June 5, 2007

To: University of Oregon University Senate

From: Joint Senate-Academic Affairs Committee on Student Evaluations

Subject: Final Report

Introduction

In winter of 2007, the University Senate and the Office of Academic Affairs charged this committee with the task of re-examining how the university assesses academic excellence in teaching through course evaluations. (See

http://www.uoregon.edu/~uosenate/dirsen067/JSAADCTE13Feb07.html). This process was first described by CAS Associate Dean Priscilla Southwell at the February 3, 2007 meeting of the University Senate. This preliminary report is a culmination of this process, and we anticipate that members of the Senate will be prepared to discuss this matter during the 07-08 academic year. A final version of this report will be circulated at the end of May 2007 after the Academic Deans have been able to review it.

Course evaluations serve many different purposes in this university. Students use this information in choosing classes; faculty are provided with feedback that helps them increase their teaching effectiveness; and administrators rely, in part, on these evaluations for the purposes of merit evaluation and promotion and tenure. Over the past several months, we became aware that certain questions are therefore more important to some of these constituencies than to others. Our recommendations attempt to provide more useful information to all of these varied groups within the university community.

Other considerations were more structural in nature, but crucial nonetheless. As discussed later in this report, our current student evaluations are not always in compliance with University Senate legislation Moreover, the results are difficult to interpret and not readily accessible. Our recommendations therefore attempt to meet multiple goals: legislative, scientific, and practical.

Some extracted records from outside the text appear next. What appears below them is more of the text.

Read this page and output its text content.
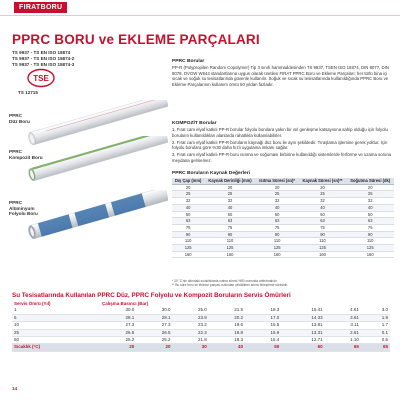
FIRATBORU
PPRC BORU ve EKLEME PARÇALARI
TS 9937 - TS EN ISO 15874
TS 9937 - TS EN ISO 15874-2
TS 9937 - TS EN ISO 15874-3
TSE
TS 12715
PPRC
Düz Boru
PPRC
Kompozit Boru
PPRC
Alüminyum
Folyolu Boru
PPRC Borular

PP-R (Polypropilen Random Copolymer) Tip 3 sınıfı hammaddesinden TS 9937, TSEN ISO 15874, DIN 8077, DIN 8078, DVGW W544 standartlarına uygun olarak üretilen FIRAT PPRC Boru ve Ekleme Parçaları; her türlü bina içi sıcak ve soğuk su tesisatlarında güvenle kullanılır. Soğuk ve sıcak su tesisatlarında kullanıldığında PPRC Boru ve Ekleme Parçalarının kullanım ömrü 50 yıldan fazladır.

KOMPOZİT Borular

1. Fırat cam elyaf katkılı PP-R borular folyolu borulara yakın bir ısıl genleşme katsayısına sahip olduğu için folyolu boruların kullanıldıkları alanlarda rahatlıkla kullanılabilirler.

2. Fırat cam elyaf katkılı PP-R boruların kaynağı düz boru ile aynı şekildedir. Tıraşlama işlemine gerek yoktur. İçin folyolu borulara göre %30 daha hızlı uygulama imkanı sağlar.

3. Fırat cam elyaf katkılı PP-R boru ısınma ve soğuması birbirine kullanıldığı sistemlerde ferforme ve uzama sorunu meydana gelmemez.

PPRC Boruların Kaynak Değerleri
Dış Çap (mm)	Kaynak Derinliği (mm)	Isıtma Süresi (sn)*	Kaynak Süresi (sn)**	Soğutma Süresi (dk)
20	20	20	20	20
25	25	25	25	25
32	32	32	32	32
40	40	40	40	40
50	50	50	50	50
63	63	63	63	63
75	75	75	75	75
90	90	90	90	90
110	110	110	110	110
125	125	125	125	125
160	160	160	160	160
* 20 °C'nin altındaki sıcaklıklarda ısıtma süresi %50 oranında arttırılmalıdır.
** Bu süre boru ve ekleme parçası ısıtıcıdan çekildikten sonra birleştirme süresidir.
Su Tesisatlarında Kullanılan PPRC Düz, PPRC Folyolu ve Kompozit Boruların Servis Ömürleri
Servis Ömrü (Yıl)	Çalışma Basıncı (Bar)							
1	30.0	30.0	25.0	21.5	18.3	15.41	4.61	3.0
5	28.1	28.1	23.9	20.2	17.0	14.33	3.61	1.9
10	27.3	27.3	23.2	19.6	16.5	13.81	3.11	1.7
25	26.5	26.5	22.3	18.8	15.9	13.31	2.61	0.1
50	25.2	25.2	21.8	18.3	15.4	12.71	1.10	0.5
Sıcaklık (°C)	20	20	30	40	50	60	65	65
14
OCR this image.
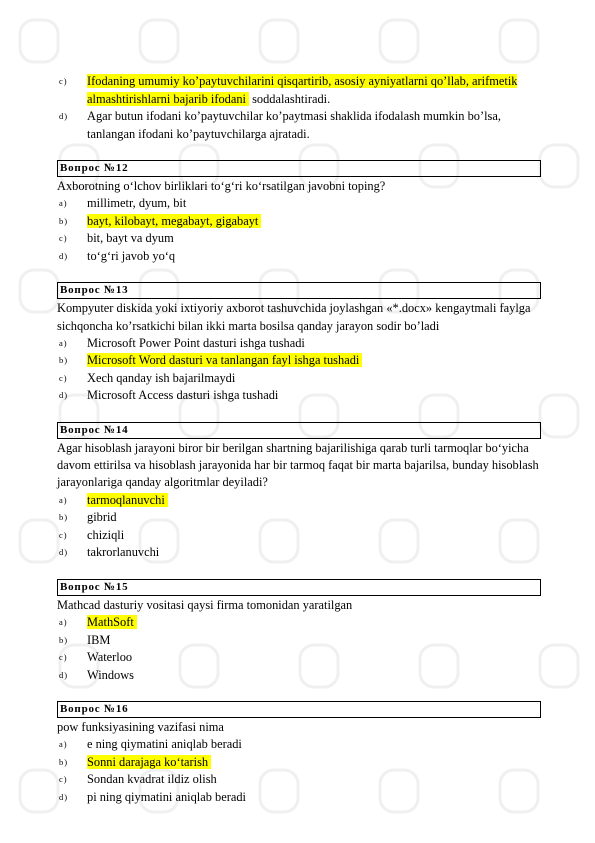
c) Ifodaning umumiy ko’paytuvchilarini qisqartirib, asosiy ayniyatlarni qo’llab, arifmetik almashtirishlarni bajarib ifodani soddalashtiradi.
d) Agar butun ifodani ko’paytuvchilar ko’paytmasi shaklida ifodalash mumkin bo’lsa, tanlangan ifodani ko’paytuvchilarga ajratadi.
Вопрос №12
Axborotning o‘lchov birliklari to‘g‘ri ko‘rsatilgan javobni toping?
a) millimetr, dyum, bit
b) bayt, kilobayt, megabayt, gigabayt
c) bit, bayt va dyum
d) to‘g‘ri javob yo‘q
Вопрос №13
Kompyuter diskida yoki ixtiyoriy axborot tashuvchida joylashgan «*.docx» kengaytmali faylga sichqoncha ko’rsatkichi bilan ikki marta bosilsa qanday jarayon sodir bo’ladi
a) Microsoft Power Point dasturi ishga tushadi
b) Microsoft Word dasturi va tanlangan fayl ishga tushadi
c) Xech qanday ish bajarilmaydi
d) Microsoft Access dasturi ishga tushadi
Вопрос №14
Agar hisoblash jarayoni biror bir berilgan shartning bajarilishiga qarab turli tarmoqlar bo‘yicha davom ettirilsa va hisoblash jarayonida har bir tarmoq faqat bir marta bajarilsa, bunday hisoblash jarayonlariga qanday algoritmlar deyiladi?
a) tarmoqlanuvchi
b) gibrid
c) chiziqli
d) takrorlanuvchi
Вопрос №15
Mathcad dasturiy vositasi qaysi firma tomonidan yaratilgan
a) MathSoft
b) IBM
c) Waterloo
d) Windows
Вопрос №16
pow funksiyasining vazifasi nima
a) e ning qiymatini aniqlab beradi
b) Sonni darajaga ko‘tarish
c) Sondan kvadrat ildiz olish
d) pi ning qiymatini aniqlab beradi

The recommendations provided below are but a first step in a crucial change in the method by which we evaluate teaching quality. The committee has engaged in vigorous debate and discussion and has consulted with various stakeholders. In the end, we reached consensus about these recommendations, but we urge you to continue this discussion with members of your department or program.

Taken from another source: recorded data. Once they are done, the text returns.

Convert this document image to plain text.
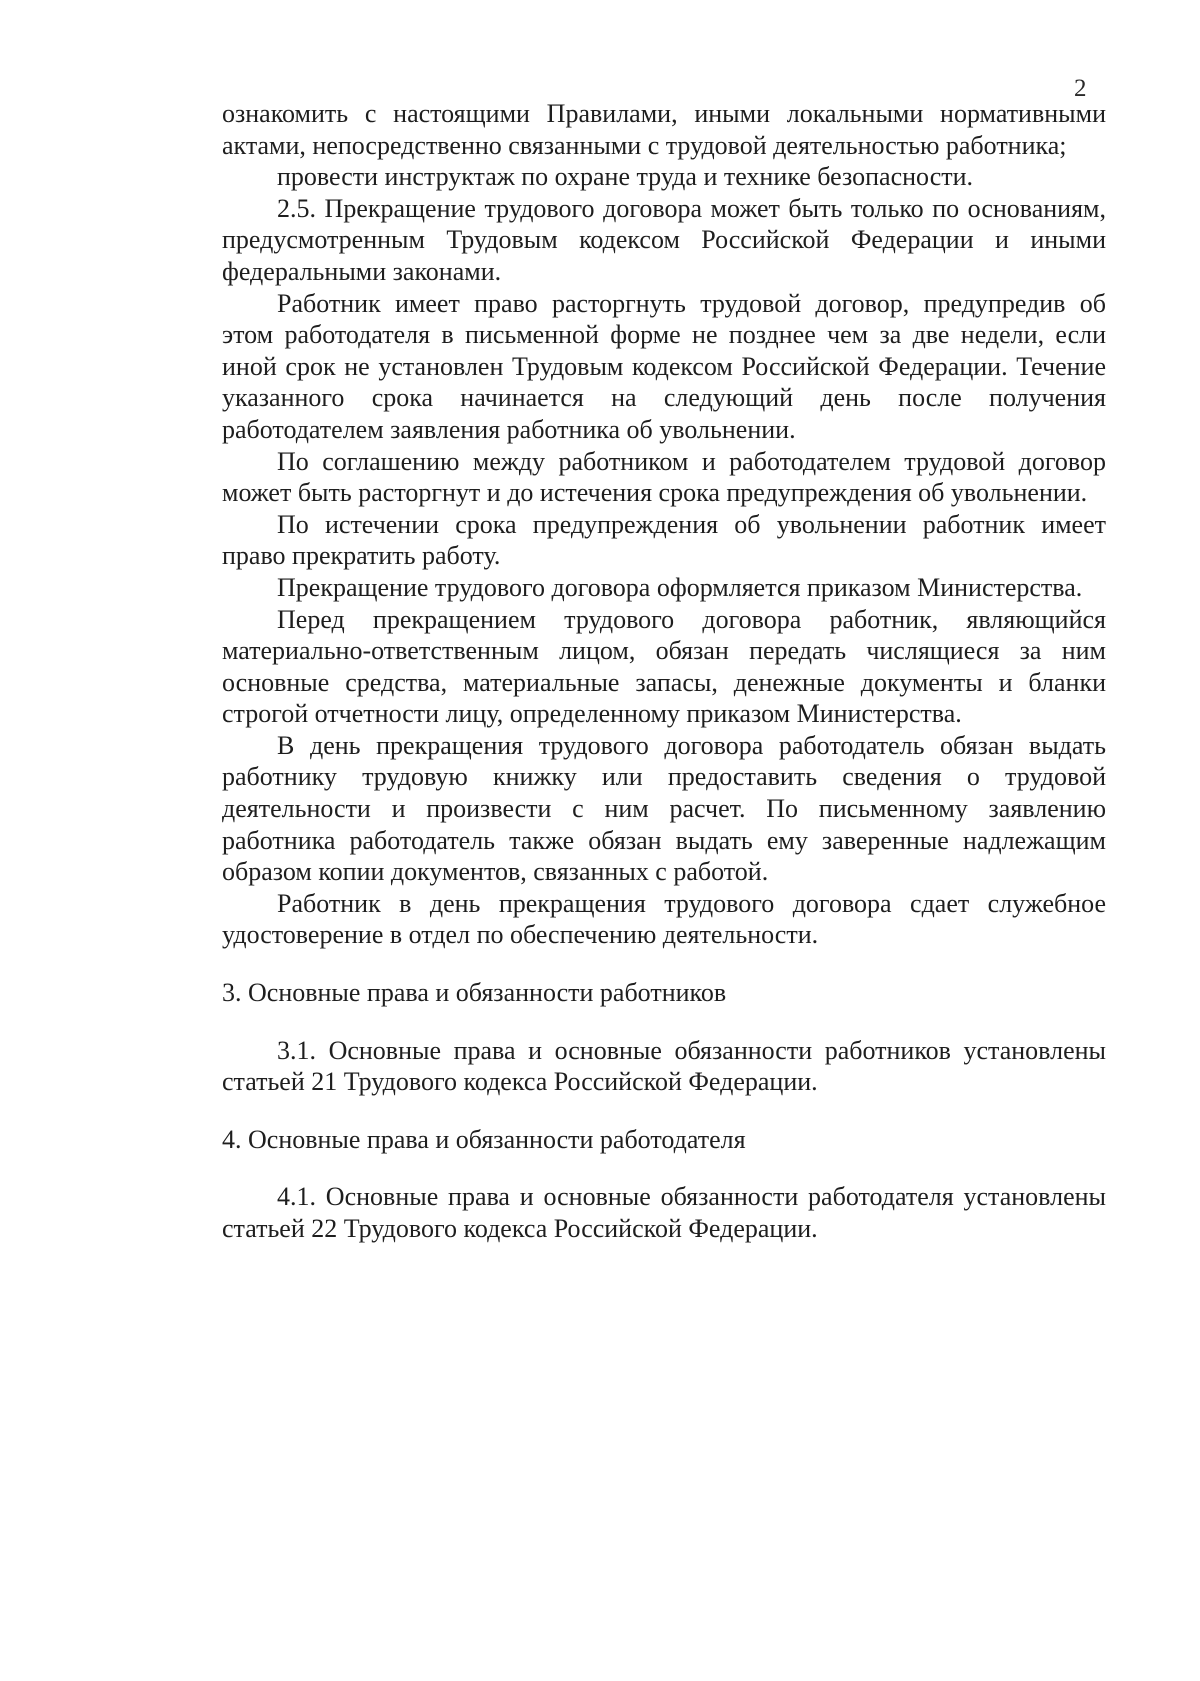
2

ознакомить с настоящими Правилами, иными локальными нормативными актами, непосредственно связанными с трудовой деятельностью работника;

провести инструктаж по охране труда и технике безопасности.

2.5. Прекращение трудового договора может быть только по основаниям, предусмотренным Трудовым кодексом Российской Федерации и иными федеральными законами.

Работник имеет право расторгнуть трудовой договор, предупредив об этом работодателя в письменной форме не позднее чем за две недели, если иной срок не установлен Трудовым кодексом Российской Федерации. Течение указанного срока начинается на следующий день после получения работодателем заявления работника об увольнении.

По соглашению между работником и работодателем трудовой договор может быть расторгнут и до истечения срока предупреждения об увольнении.

По истечении срока предупреждения об увольнении работник имеет право прекратить работу.

Прекращение трудового договора оформляется приказом Министерства.

Перед прекращением трудового договора работник, являющийся материально-ответственным лицом, обязан передать числящиеся за ним основные средства, материальные запасы, денежные документы и бланки строгой отчетности лицу, определенному приказом Министерства.

В день прекращения трудового договора работодатель обязан выдать работнику трудовую книжку или предоставить сведения о трудовой деятельности и произвести с ним расчет. По письменному заявлению работника работодатель также обязан выдать ему заверенные надлежащим образом копии документов, связанных с работой.

Работник в день прекращения трудового договора сдает служебное удостоверение в отдел по обеспечению деятельности.

3. Основные права и обязанности работников

3.1. Основные права и основные обязанности работников установлены статьей 21 Трудового кодекса Российской Федерации.

4. Основные права и обязанности работодателя

4.1. Основные права и основные обязанности работодателя установлены статьей 22 Трудового кодекса Российской Федерации.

COMPOSITION OF COMMITTEE AND CONSULTANTS

Committee:

Priscilla Southwell, Chair (CAS Dean’s Office and Political Science)

Bertram Malle (Psychology)

Deb Bauer (LCB)

Regina Psaki (Romance Languages and Literatures)

Michael Filippelli (ASUO student)

Gordon Sayre, ex officio, (English)

Consulted Faculty and Staff :

Charles Martinez, Vice-Provost for Institutional Equity and Diversity

Georgeanne Cooper, Teaching Effectiveness Program

Patricia Gwartney, former director, Oregon Survey Research Lab

Kate Wagle, Department of Art

Christian Cherry, Department of Dance

Herb Chereck, University Registrar

RECOMMENDATIONS

I. REQUIRED QUESTIONS

We have expanded the number of required questions to ten. The main rationale for this was the desire to provide questions for all of the relevant constituencies (instructors, administrators, and students) and to make course evaluations more comparable across units and schools. We also determined that two of the currently required questions (# 3 and #4, added by Senate legislation in 1999 were ambiguous composites of multiple questions that needed to be broken up.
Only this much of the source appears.